Categorical variables were summarised as frequencies with percentages and were compared using the chi-square test or Fisher’s exact test. After performing the Shapiro-Wilk test for normality, continuous variables were presented as mean±SD for normally distributed variables or median (interquartile range) for non-normally distributed variables, and were compared using the t-test or Wilcoxon rank-sum test, respectively. Time-to-event hazard curves were presented with Kaplan-Meier estimates and were compared using a log-rank test. To minimise the impact of selection bias and any potential confounders, we adjusted for differences in baseline characteristics using multivariable Cox regression analysis. For multivariable models, covariates included those with p-values <0.2 on univariable analysis, and were the following: diabetes mellitus, chronic kidney disease, previous revascularisation, left ventricular dysfunction (defined as left ventricular ejection fraction of less than 50%), left main bifurcation, true bifurcation, type of stent used, two-stent technique, SB predilatation, use of intravascular ultrasound, lesion lengths of MV and SB, pre-procedural reference diameter of MV, and pre-procedural diameter stenosis of SB. Furthermore, the following variables were also added to the multivariable model since they were deemed clinically relevant: acute coronary syndrome, current smoking, dyslipidaemia, remote site intervention, final kissing ballooning, pre-procedural reference diameter of SB, pre-procedural diameter stenosis of MV, and the angle between MV and SB. The results of the multivariable models were verified using propensity score matching methods. The propensity score, which represents the probability of a non-compliant balloon, was estimated without regard to outcome using multiple logistic regression analysis. A fully non-parsimonious model was developed that included all variables shown in Table 1, Table 2, Online Table 1. The pairs were matched using the nearest neighbour method with a caliper width of 0.4 times the SD22. A covariate was considered balanced if the standardised mean difference of each variable shown in Table 1, Table 2, Online Table 1 was less than 10%.

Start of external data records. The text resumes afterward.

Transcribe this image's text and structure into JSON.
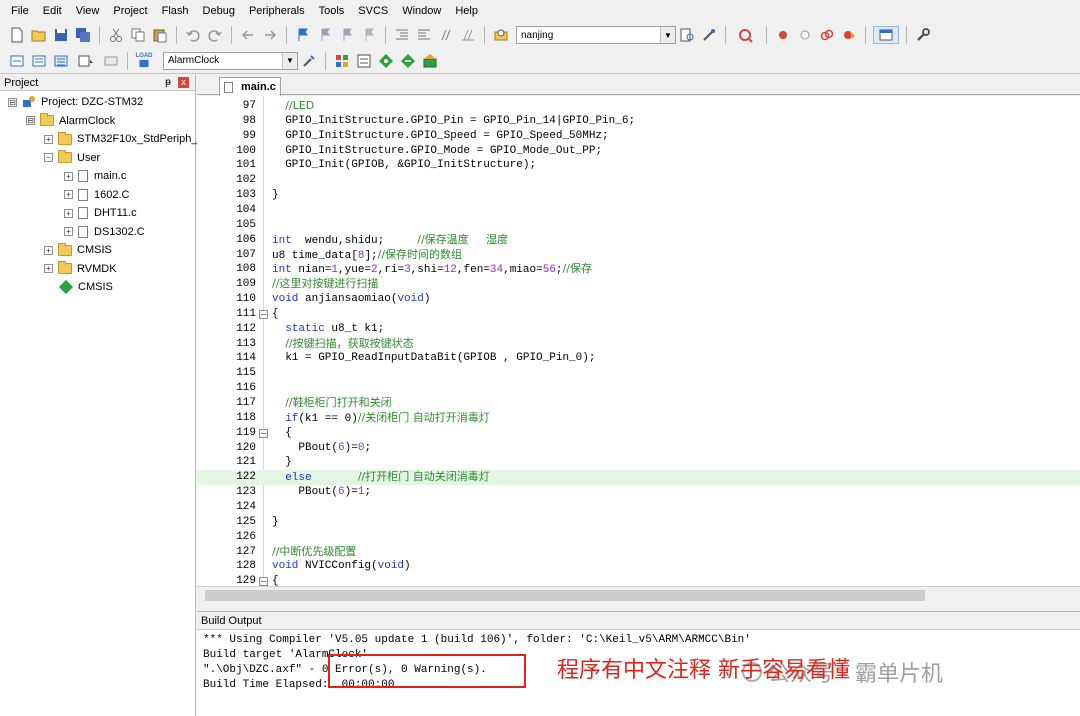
{
  "menu": [
    "File",
    "Edit",
    "View",
    "Project",
    "Flash",
    "Debug",
    "Peripherals",
    "Tools",
    "SVCS",
    "Window",
    "Help"
  ],
  "toolbar": {
    "find_combo_value": "nanjing",
    "target_combo_value": "AlarmClock",
    "load_label": "LOAD"
  },
  "project_panel": {
    "title": "Project",
    "pin_glyph": "ᵽ",
    "close_glyph": "x",
    "tree": [
      {
        "label": "Project: DZC-STM32",
        "level": 0,
        "type": "project",
        "expander": "⊟"
      },
      {
        "label": "AlarmClock",
        "level": 1,
        "type": "folder",
        "expander": "⊟"
      },
      {
        "label": "STM32F10x_StdPeriph_",
        "level": 2,
        "type": "folder",
        "expander": "+"
      },
      {
        "label": "User",
        "level": 2,
        "type": "folder",
        "expander": "−"
      },
      {
        "label": "main.c",
        "level": 3,
        "type": "file",
        "expander": "+"
      },
      {
        "label": "1602.C",
        "level": 3,
        "type": "file",
        "expander": "+"
      },
      {
        "label": "DHT11.c",
        "level": 3,
        "type": "file",
        "expander": "+"
      },
      {
        "label": "DS1302.C",
        "level": 3,
        "type": "file",
        "expander": "+"
      },
      {
        "label": "CMSIS",
        "level": 2,
        "type": "folder",
        "expander": "+"
      },
      {
        "label": "RVMDK",
        "level": 2,
        "type": "folder",
        "expander": "+"
      },
      {
        "label": "CMSIS",
        "level": 2,
        "type": "component",
        "expander": ""
      }
    ]
  },
  "editor": {
    "tab_label": "main.c",
    "highlight_line": "122",
    "lines": [
      {
        "n": "97",
        "code": "  //LED",
        "fold": ""
      },
      {
        "n": "98",
        "code": "  GPIO_InitStructure.GPIO_Pin = GPIO_Pin_14|GPIO_Pin_6;",
        "fold": ""
      },
      {
        "n": "99",
        "code": "  GPIO_InitStructure.GPIO_Speed = GPIO_Speed_50MHz;",
        "fold": ""
      },
      {
        "n": "100",
        "code": "  GPIO_InitStructure.GPIO_Mode = GPIO_Mode_Out_PP;",
        "fold": ""
      },
      {
        "n": "101",
        "code": "  GPIO_Init(GPIOB, &GPIO_InitStructure);",
        "fold": ""
      },
      {
        "n": "102",
        "code": "",
        "fold": ""
      },
      {
        "n": "103",
        "code": "}",
        "fold": ""
      },
      {
        "n": "104",
        "code": "",
        "fold": ""
      },
      {
        "n": "105",
        "code": "",
        "fold": ""
      },
      {
        "n": "106",
        "code": "int  wendu,shidu;     //保存温度     湿度",
        "fold": ""
      },
      {
        "n": "107",
        "code": "u8 time_data[8];//保存时间的数组",
        "fold": ""
      },
      {
        "n": "108",
        "code": "int nian=1,yue=2,ri=3,shi=12,fen=34,miao=56;//保存",
        "fold": ""
      },
      {
        "n": "109",
        "code": "//这里对按键进行扫描",
        "fold": ""
      },
      {
        "n": "110",
        "code": "void anjiansaomiao(void)",
        "fold": ""
      },
      {
        "n": "111",
        "code": "{",
        "fold": "−"
      },
      {
        "n": "112",
        "code": "  static u8_t k1;",
        "fold": ""
      },
      {
        "n": "113",
        "code": "  //按键扫描，获取按键状态",
        "fold": ""
      },
      {
        "n": "114",
        "code": "  k1 = GPIO_ReadInputDataBit(GPIOB , GPIO_Pin_0);",
        "fold": ""
      },
      {
        "n": "115",
        "code": "",
        "fold": ""
      },
      {
        "n": "116",
        "code": "",
        "fold": ""
      },
      {
        "n": "117",
        "code": "  //鞋柜柜门打开和关闭",
        "fold": ""
      },
      {
        "n": "118",
        "code": "  if(k1 == 0)//关闭柜门 自动打开消毒灯",
        "fold": ""
      },
      {
        "n": "119",
        "code": "  {",
        "fold": "−"
      },
      {
        "n": "120",
        "code": "    PBout(6)=0;",
        "fold": ""
      },
      {
        "n": "121",
        "code": "  }",
        "fold": ""
      },
      {
        "n": "122",
        "code": "  else       //打开柜门 自动关闭消毒灯",
        "fold": ""
      },
      {
        "n": "123",
        "code": "    PBout(6)=1;",
        "fold": ""
      },
      {
        "n": "124",
        "code": "",
        "fold": ""
      },
      {
        "n": "125",
        "code": "}",
        "fold": ""
      },
      {
        "n": "126",
        "code": "",
        "fold": ""
      },
      {
        "n": "127",
        "code": "//中断优先级配置",
        "fold": ""
      },
      {
        "n": "128",
        "code": "void NVICConfig(void)",
        "fold": ""
      },
      {
        "n": "129",
        "code": "{",
        "fold": "−"
      }
    ]
  },
  "build_output": {
    "title": "Build Output",
    "lines": [
      "*** Using Compiler 'V5.05 update 1 (build 106)', folder: 'C:\\Keil_v5\\ARM\\ARMCC\\Bin'",
      "Build target 'AlarmClock'",
      "\".\\Obj\\DZC.axf\" - 0 Error(s), 0 Warning(s).",
      "Build Time Elapsed:  00:00:00"
    ],
    "annotation": "程序有中文注释 新手容易看懂",
    "watermark": "公众号 · 霸单片机"
  },
  "colors": {
    "keyword": "#1a37d8",
    "comment": "#2e8b2e",
    "number": "#8a2be2",
    "annotation": "#e0241b",
    "highlight": "#e3f5e3"
  }
}
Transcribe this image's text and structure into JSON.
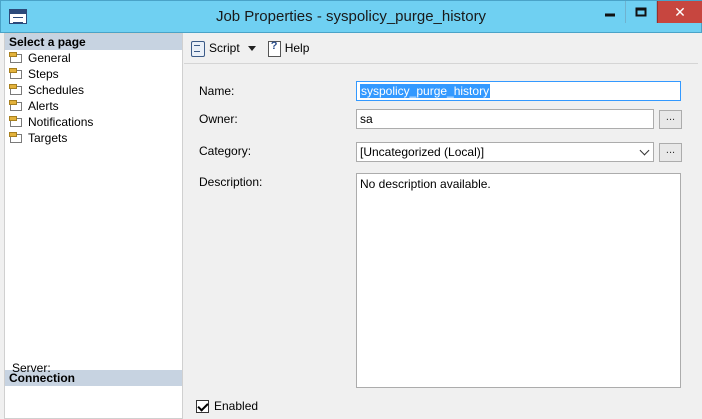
{
  "window": {
    "title": "Job Properties - syspolicy_purge_history",
    "minimize_label": "",
    "close_glyph": "✕"
  },
  "left_pane": {
    "header": "Select a page",
    "pages": [
      {
        "label": "General",
        "icon": "page-icon"
      },
      {
        "label": "Steps",
        "icon": "page-icon"
      },
      {
        "label": "Schedules",
        "icon": "page-icon"
      },
      {
        "label": "Alerts",
        "icon": "page-icon"
      },
      {
        "label": "Notifications",
        "icon": "page-icon"
      },
      {
        "label": "Targets",
        "icon": "page-icon"
      }
    ],
    "connection_header": "Connection",
    "server_label": "Server:"
  },
  "toolbar": {
    "script_label": "Script",
    "help_label": "Help"
  },
  "form": {
    "name_label": "Name:",
    "name_value": "syspolicy_purge_history",
    "owner_label": "Owner:",
    "owner_value": "sa",
    "category_label": "Category:",
    "category_value": "[Uncategorized (Local)]",
    "description_label": "Description:",
    "description_value": "No description available.",
    "browse_label": "...",
    "enabled_label": "Enabled",
    "enabled_checked": true
  },
  "colors": {
    "titlebar": "#6fd0f2",
    "close_button": "#c7463f",
    "pane_header": "#c7d3e1",
    "selection": "#3399ff"
  }
}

Within the COBIS II registry, most covariates were complete except for left ventricular ejection fraction, which was 82.7% complete. A multiple imputation procedure, which takes the correlation between all potential predictors, was used to generate five multiply imputed data sets. We then used an average of these imputation values to fill in for missing data in all subsequent analyses. All analyses were performed for the imputed data sets, and compared with results based on complete subset data, which gave much the same results. To perform subgroup analyses for the overall population, a propensity score for non-compliant balloon versus compliant balloon was estimated in each subgroup and included in the multivariable Cox regression model as a covariate in order to estimate the adjusted hazard ratio. All p-values were two-tailed, and p<0.05 was considered to be statistically significant. All analyses were performed using SAS 9.2 (SAS Institute Inc., Cary, NC, USA).